Compsosaris testacea

Scientific classification
- Domain: Eukaryota
- Kingdom: Animalia
- Phylum: Arthropoda
- Class: Insecta
- Order: Lepidoptera
- Family: Gelechiidae
- Genus: Compsosaris
- Species: C. testacea
- Binomial name: Compsosaris testacea Meyrick, 1914

= Compsosaris testacea =

- Authority: Meyrick, 1914

Species of moth

Compsosaris testacea is a moth in the family Gelechiidae. It was described by Edward Meyrick in 1914. It is found in Guyana.

The wingspan is 8–9 mm. The forewings are ochreous whitish with three oblique wedge-shaped ochreous-brown or deep yellow-ochreous patches on the costa, blackish on the costal margin, the first towards the base, less marked, the second before the middle, the third at about three-fourths, sometimes extended almost to the termen, and marked in the disc with a fine black dash, the two latter edged posteriorly by clear white strigulae.
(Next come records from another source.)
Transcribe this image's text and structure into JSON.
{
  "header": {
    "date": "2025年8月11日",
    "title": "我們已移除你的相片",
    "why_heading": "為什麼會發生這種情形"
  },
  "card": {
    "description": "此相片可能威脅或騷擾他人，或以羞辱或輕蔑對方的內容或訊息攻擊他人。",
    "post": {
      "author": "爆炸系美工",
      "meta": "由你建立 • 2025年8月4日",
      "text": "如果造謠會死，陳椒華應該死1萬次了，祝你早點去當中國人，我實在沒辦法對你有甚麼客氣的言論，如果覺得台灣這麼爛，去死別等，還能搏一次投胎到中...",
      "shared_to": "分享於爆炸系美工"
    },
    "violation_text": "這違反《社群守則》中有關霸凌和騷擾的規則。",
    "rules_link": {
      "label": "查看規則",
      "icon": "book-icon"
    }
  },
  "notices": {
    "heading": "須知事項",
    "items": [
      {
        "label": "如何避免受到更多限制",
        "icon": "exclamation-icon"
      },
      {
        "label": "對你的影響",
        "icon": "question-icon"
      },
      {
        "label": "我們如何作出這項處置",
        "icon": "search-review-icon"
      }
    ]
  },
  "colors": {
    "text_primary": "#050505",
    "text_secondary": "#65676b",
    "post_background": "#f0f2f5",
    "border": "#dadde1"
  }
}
The discal stigmata are black and there is a suffused ochreous spot on the fold at one-fourth, a larger one beneath the first discal, and one more elongate and distinct between the first and second discal. A triangular grey tornal spot is found beneath the second discal, edged anteriorly with some black scales and the apical portion of the costa is suffused with ochreous. The hindwings are grey.